He spoke with an exaggerated composure, an only faintly sarcastic detachment. His arms hung at his sides, hands slightly raised, palms up, resigned. But Ladivine saw the lids of his blue eyes twitching.
Unthinking, she blurted out:
“I’ll call Richard and ask what he thinks.”
“Richard?” said Marko after a pause. “That’s a good idea, give him a call.”
And from his relief Ladivine, slightly taken aback, realised the depth of Marko’s admiration for Richard Rivière, even though he’d never met him and knew of him, Ladivine’s father, only what Ladivine happened to tell him, tentative, reticent and terrified.
But it isn’t Richard that fascinates him, she thought, it’s Richard’s tragedy, it’s what Richard’s been through.
And what about me, she then wondered, wasn’t my loss even more terrible than Richard’s?
She felt herself growing heavy and numb, she felt her heart go cold, as it always did when she thought of her parents, and she was grateful to the part of her mind that controlled her emotions for protecting her in this way, because with her faculties alert and her heart afire she could never have withstood the incomprehension and grief.
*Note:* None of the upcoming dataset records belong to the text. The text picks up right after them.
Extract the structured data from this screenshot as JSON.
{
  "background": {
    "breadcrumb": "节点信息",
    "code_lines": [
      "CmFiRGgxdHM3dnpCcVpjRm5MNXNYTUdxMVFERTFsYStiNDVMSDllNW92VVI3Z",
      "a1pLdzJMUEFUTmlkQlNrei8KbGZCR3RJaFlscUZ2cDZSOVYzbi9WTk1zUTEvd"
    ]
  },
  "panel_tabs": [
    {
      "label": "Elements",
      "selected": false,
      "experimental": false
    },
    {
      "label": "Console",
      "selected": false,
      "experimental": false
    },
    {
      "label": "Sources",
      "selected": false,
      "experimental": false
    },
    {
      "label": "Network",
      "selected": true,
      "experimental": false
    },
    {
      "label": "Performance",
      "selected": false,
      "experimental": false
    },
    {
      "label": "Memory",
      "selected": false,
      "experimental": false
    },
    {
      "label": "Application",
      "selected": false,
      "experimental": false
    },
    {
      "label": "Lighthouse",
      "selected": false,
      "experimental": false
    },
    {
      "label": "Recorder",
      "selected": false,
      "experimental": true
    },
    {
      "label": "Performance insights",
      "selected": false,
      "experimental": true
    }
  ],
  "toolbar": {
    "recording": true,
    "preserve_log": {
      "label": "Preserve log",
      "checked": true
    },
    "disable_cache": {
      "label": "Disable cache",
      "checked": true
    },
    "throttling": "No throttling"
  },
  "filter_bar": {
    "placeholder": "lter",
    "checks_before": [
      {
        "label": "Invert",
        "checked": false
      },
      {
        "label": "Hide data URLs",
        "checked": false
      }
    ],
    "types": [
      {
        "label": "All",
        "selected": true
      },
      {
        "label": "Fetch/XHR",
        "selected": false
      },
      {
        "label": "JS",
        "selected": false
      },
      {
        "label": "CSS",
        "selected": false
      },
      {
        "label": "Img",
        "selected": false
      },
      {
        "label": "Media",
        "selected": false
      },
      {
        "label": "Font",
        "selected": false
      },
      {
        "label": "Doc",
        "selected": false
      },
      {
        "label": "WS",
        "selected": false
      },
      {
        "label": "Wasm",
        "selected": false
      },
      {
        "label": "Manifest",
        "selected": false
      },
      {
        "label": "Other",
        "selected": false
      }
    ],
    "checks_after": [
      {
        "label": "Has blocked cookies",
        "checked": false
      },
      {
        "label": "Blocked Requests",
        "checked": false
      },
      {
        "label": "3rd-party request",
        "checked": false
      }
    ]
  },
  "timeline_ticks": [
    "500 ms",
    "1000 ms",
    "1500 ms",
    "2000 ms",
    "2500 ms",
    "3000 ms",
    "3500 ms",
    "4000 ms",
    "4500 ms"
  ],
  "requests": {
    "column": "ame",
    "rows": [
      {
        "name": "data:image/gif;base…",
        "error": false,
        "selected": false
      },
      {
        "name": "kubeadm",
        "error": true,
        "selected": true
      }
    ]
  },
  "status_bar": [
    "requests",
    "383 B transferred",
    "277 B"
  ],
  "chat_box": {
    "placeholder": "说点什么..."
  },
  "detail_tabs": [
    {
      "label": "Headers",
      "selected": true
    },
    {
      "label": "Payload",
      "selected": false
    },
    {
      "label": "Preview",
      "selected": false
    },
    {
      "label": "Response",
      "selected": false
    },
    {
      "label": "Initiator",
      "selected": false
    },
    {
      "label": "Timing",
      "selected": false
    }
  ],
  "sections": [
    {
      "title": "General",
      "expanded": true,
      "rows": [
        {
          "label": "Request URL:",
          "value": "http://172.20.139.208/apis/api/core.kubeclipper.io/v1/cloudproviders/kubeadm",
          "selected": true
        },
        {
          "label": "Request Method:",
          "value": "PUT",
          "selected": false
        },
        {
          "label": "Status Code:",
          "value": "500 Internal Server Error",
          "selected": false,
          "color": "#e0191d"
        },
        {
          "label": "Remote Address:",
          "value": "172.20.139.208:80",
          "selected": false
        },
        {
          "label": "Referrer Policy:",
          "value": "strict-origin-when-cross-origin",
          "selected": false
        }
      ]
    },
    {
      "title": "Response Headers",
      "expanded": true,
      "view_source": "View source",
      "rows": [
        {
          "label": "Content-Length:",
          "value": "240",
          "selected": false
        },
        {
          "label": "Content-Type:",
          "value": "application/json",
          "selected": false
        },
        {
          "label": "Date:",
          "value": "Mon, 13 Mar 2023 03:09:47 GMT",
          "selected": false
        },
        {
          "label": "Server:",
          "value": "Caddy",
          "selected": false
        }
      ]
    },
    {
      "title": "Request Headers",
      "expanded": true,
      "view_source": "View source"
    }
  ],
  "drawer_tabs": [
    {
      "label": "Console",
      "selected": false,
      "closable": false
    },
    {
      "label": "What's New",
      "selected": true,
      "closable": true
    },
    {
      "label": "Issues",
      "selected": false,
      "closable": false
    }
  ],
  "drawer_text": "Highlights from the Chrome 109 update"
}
And yet “I’ll call Richard,” she’d said, and those words had come to her spontaneously and for a very simple reason, which was that Richard Rivière had done some travelling, of course, but above all that he was the most sensible man she’d ever known, who, without to-do or any real desire to triumph, always calmly and quietly turned out to be right.
She’d never described him to Marko in exactly those terms, not wanting him to think she was boasting of her father, and yet the portrait she’d painted of Richard Rivière over the years, through her hesitations and reticences, in her terror and sadness, had firmly planted in Marko a fascination with Richard Rivière, whom he hadn’t met before the tragedy and of whom, afterwards, Ladivine always told him, in the breathless, gasping voice that took hold of her when the talk turned to her parents, “You’ll see him after the trial, we’ll all breathe easier then”, though she found those words unconvincing even as she spoke them, seeing no logical connection between the trial and the long-delayed meeting of her father and her husband, and sensing that Marko knew it and could have easily, gently disputed what she was saying, held back only by his good manners.
And what was, in the early days of their marriage and then the birth of the children, an odd and slightly embarrassing situation — since even the elder Bergers, indifferent to everything about Ladivine, had expressed their surprise that neither their son nor the children knew Richard Rivière — gradually took on the almost sacred status of just how it is.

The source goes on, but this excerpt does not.